After The Cellar Door Sessions, I went back to listen to Live-Evil, which from 1971 to 2005 was the only available recording of this music. All of the live music is edited from the sets featuring McLaughlin. I’ve always enjoyed Live-Evil, but now that I’ve heard the unedited versions, I probably won’t go back to it much. The album is filled out with interesting studio material (is this the evil part?) recorded earlier in the year and available in The Complete Jack Johnson Sessions.
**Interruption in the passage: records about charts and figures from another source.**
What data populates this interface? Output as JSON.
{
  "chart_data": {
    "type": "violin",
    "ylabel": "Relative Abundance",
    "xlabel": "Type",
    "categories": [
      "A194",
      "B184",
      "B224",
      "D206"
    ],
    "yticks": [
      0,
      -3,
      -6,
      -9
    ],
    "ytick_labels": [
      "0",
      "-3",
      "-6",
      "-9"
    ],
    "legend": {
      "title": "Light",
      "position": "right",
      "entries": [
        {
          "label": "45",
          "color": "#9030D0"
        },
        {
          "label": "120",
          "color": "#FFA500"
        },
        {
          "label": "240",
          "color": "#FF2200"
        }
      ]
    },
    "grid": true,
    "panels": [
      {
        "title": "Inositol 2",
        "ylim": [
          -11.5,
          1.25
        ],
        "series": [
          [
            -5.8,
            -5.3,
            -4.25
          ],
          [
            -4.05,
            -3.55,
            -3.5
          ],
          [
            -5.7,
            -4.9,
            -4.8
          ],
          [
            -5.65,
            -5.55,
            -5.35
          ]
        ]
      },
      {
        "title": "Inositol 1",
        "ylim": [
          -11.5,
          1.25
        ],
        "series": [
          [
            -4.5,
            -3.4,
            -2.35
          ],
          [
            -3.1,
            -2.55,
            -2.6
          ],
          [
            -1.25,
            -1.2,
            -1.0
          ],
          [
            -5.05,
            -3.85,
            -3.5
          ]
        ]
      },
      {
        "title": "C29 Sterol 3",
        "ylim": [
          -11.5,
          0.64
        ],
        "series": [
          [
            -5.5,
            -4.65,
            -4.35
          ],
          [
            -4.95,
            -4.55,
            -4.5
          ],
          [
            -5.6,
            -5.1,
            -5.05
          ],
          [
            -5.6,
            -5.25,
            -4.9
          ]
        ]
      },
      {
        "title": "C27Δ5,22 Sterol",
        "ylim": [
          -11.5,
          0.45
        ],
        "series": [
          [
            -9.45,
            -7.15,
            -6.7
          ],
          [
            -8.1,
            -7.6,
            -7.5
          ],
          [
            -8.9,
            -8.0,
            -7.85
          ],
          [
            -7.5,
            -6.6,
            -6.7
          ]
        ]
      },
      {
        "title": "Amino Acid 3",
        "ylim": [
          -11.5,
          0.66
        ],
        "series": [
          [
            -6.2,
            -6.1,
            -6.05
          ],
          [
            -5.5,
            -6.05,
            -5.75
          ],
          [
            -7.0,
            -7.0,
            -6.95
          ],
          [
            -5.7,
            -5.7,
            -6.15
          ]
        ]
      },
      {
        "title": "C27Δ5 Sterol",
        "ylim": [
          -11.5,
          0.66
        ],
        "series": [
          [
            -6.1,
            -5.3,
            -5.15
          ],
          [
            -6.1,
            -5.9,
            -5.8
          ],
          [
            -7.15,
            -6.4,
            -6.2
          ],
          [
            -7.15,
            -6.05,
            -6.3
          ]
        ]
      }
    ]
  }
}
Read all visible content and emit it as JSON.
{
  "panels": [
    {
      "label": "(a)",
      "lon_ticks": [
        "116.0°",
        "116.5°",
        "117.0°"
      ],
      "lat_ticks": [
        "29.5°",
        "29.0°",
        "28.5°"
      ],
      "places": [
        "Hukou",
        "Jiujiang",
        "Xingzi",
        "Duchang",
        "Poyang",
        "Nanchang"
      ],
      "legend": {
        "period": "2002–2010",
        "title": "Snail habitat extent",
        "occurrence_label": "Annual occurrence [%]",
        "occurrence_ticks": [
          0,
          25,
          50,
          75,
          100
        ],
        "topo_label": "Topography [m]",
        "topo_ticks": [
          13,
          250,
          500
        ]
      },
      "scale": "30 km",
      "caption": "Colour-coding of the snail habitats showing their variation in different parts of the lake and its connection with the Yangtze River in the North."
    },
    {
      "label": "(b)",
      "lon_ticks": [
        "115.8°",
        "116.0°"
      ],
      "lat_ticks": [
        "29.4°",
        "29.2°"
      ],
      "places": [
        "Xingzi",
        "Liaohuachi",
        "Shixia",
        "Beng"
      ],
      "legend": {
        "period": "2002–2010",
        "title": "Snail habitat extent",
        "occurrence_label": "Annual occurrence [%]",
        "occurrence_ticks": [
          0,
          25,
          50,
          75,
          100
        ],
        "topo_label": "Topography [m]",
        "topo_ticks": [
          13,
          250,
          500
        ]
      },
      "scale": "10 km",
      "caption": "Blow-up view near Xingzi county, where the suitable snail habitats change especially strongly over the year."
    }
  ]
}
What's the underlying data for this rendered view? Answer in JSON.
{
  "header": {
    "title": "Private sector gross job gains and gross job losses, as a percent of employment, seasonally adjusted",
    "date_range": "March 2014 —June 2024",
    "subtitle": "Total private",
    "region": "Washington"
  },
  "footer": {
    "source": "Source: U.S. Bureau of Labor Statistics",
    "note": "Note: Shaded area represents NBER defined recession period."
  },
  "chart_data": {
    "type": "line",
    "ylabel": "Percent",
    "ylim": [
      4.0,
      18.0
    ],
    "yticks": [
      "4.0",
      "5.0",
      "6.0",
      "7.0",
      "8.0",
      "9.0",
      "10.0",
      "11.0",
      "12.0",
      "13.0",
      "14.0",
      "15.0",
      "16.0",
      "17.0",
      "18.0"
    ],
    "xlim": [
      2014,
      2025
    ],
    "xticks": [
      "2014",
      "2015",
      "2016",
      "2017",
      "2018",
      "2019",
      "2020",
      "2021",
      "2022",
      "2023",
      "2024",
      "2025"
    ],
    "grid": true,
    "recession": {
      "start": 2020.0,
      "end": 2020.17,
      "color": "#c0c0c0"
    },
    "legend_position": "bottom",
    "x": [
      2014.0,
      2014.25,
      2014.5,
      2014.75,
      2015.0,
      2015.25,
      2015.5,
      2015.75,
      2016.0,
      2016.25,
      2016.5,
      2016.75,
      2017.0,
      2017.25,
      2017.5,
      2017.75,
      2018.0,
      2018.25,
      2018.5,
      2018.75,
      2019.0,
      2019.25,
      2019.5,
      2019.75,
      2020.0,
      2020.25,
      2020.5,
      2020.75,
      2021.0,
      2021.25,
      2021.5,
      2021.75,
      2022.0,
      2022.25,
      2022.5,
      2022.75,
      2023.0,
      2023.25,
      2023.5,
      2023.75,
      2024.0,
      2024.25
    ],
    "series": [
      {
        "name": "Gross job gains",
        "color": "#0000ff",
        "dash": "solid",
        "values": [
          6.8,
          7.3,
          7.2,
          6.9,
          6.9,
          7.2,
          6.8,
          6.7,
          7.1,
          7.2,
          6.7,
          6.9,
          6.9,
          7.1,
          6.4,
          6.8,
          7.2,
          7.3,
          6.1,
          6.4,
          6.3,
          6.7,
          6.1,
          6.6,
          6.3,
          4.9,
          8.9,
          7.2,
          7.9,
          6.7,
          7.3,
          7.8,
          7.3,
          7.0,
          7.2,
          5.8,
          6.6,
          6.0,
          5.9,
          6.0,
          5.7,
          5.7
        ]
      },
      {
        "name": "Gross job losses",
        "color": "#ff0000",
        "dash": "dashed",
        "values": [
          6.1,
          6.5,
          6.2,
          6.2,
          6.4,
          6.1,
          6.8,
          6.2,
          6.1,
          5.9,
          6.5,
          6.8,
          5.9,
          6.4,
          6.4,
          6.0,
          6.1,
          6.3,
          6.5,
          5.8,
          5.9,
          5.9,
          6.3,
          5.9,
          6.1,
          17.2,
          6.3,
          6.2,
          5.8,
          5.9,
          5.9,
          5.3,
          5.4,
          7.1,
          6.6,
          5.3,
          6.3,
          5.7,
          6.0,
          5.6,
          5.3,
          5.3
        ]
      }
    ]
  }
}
1970 was a year in which Miles Davis managed to alienate most of the jazz world by plugging in and incorporating rock style guitar intensity with funk rhythms and jazz improv. This was music unlike any that had ever been heard before. Was it even still jazz or was it something new? Miles seems to be searching for a way to connect with the times and currents swirling around him, the music in the air and on the radio, but though the sounds, electrified, intense and sometimes sinister were changing his trumpet is as moving as ever. Unfortunately, these recordings were where many of Miles’ longtime fans abandoned him.

It was only starting to get interesting.